Schritt für Schritt gegen das Ungeziffer. Wie soll die gemeinsame Bekämpfung der Schädlinge erfolgen? In bestimmten Gemeinden wurden Sammelstellen errichtet, an denen – vielfach auch von Kindern – Eimer und Säcke voller Maikäfer hingebracht wurden. Solch eine Sammelstelle gab es auch in Kuens, erzählt der 80-jährige Adolf Höllrigl. Vom Landwirtschaftsinspektorat in Auftrag gegeben, wurden am Tschaupphof in Kuens bis in die 1950er Jahre eingesammelte Zulln abgegeben, gewogen und alle Daten in einem Register vermerkt. Dieser große, zusammengetragene Haufen an Zulln wurde mit siedendem Wasser übergossen und landete abschließend auf dem Misthaufen, wo er zum Teil von den Hühnern verspeist wurde.
Das Unterfangen, so viele Zulln wie möglich einzufangen, bedarf weniger Geschick als Ausdauer. Wichtig war nur, früh genug dran zu sein, da die Käfer am Tage ausfliegen. In der Finsternis hängen sie an den Bäumen und Blättern und fressen all das ab, was sie unter die Fühler bekommen. Am frühen Morgen ging es zu den Laubbäumen und den Weinreben. Diese wurden alle einzeln geschüttelt, um – mithilfe eines darunterliegenden Leintuchs – die benommenen und trägen Zulln rasch einzusammeln. Adolf Höllrigl erzählt aus seiner Jugend und über den Versuch der Einschränkung der Maikäfer-Plage in seiner Heimatgemeinde Kuens:
Die Gegenwart zeugt von den Ereignissen der Vergangenheit. Viele Erzählungen erinnern an die Gefahr von früher, da die Existenz ganzer Familien von den Zulln und Engerlingen bedroht war. Man erbat die Hilfe des Heiligen Magnus, setzte auf die geistliche Unterstützung im Kampf gegen die „Strafe Gottes“ oder verfolgte die Käfer, auch in Folge einer behördlichen Anordnung. Jene Kinder, welche bei der Maiandacht noch ein Exemplar dieses Tierchens – surrend und kletternd – in der Kirche fliegen ließen, machten sich aus dem Streich – im Gegenteil zu den restlichen Kirchgängern – einen großen Spaß (mündliche Erzählung von Konrad und Eberhard Pfitscher aus St. Leonhard).

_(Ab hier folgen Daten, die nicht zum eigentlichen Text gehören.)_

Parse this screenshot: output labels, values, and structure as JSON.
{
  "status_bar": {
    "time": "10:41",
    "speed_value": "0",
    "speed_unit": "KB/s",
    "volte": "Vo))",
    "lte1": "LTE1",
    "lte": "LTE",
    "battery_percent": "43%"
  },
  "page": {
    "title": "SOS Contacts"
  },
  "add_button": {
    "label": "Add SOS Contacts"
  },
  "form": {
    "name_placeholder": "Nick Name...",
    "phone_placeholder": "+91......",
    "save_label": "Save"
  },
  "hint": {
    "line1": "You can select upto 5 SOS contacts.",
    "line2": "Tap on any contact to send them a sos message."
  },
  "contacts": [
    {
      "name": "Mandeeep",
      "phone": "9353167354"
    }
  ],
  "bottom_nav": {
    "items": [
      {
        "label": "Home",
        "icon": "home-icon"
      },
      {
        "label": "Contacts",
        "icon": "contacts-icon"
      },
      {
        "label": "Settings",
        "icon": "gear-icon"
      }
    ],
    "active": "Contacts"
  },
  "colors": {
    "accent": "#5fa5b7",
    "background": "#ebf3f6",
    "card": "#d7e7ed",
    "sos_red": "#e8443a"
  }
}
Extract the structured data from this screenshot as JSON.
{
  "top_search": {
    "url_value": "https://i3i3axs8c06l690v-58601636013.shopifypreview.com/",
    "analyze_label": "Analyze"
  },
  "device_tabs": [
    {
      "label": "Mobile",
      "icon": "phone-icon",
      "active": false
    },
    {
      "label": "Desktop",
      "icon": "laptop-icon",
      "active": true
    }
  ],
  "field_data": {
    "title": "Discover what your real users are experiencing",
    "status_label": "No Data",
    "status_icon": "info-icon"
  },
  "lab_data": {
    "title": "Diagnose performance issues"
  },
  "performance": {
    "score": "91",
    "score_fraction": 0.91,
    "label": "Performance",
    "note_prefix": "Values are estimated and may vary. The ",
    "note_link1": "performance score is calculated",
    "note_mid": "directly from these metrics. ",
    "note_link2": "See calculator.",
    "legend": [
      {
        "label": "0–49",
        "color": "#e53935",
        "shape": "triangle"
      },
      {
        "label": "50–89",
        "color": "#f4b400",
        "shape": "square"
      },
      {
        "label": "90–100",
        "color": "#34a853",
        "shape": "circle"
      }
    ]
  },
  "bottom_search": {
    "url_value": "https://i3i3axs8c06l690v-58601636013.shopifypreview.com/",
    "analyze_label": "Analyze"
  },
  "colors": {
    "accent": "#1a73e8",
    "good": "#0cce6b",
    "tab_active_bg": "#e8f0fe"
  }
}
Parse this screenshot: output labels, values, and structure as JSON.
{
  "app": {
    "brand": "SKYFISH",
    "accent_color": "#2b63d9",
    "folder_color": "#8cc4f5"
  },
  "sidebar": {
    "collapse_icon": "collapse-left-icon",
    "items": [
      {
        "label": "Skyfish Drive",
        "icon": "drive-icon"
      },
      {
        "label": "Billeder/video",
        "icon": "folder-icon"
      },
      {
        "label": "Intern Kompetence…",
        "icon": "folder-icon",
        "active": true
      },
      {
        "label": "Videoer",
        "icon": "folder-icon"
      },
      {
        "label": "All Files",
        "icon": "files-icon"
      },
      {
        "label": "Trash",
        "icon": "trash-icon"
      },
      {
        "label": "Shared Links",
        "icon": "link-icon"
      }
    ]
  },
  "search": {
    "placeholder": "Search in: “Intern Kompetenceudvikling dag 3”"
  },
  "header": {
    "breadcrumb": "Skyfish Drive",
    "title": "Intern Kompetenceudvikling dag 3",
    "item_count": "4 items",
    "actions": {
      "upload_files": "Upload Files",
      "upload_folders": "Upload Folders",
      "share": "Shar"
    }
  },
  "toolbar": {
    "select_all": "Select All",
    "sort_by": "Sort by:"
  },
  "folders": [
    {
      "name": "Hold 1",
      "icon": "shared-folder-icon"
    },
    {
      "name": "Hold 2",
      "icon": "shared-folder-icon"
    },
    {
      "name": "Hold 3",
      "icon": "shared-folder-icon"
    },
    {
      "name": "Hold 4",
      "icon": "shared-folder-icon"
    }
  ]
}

Die Chemie brachte schließlich Abhilfe, aber nicht nur gegen den Feind. Die Gefahr einer Zulln-Plage ist seit dem Ende der 1950er Jahren sehr viel geringer geworden, da die Obstbäume mit immer mehr Pestiziden und Pflanzenschutzmittel gespritzt werden. Dies jedoch zum Leid aller Insekten, auch deren, welche so nützlich für ein ausgeglichenes Ökosystem sind. Der Preis ist hoch für eine Gegend ohne Zulln.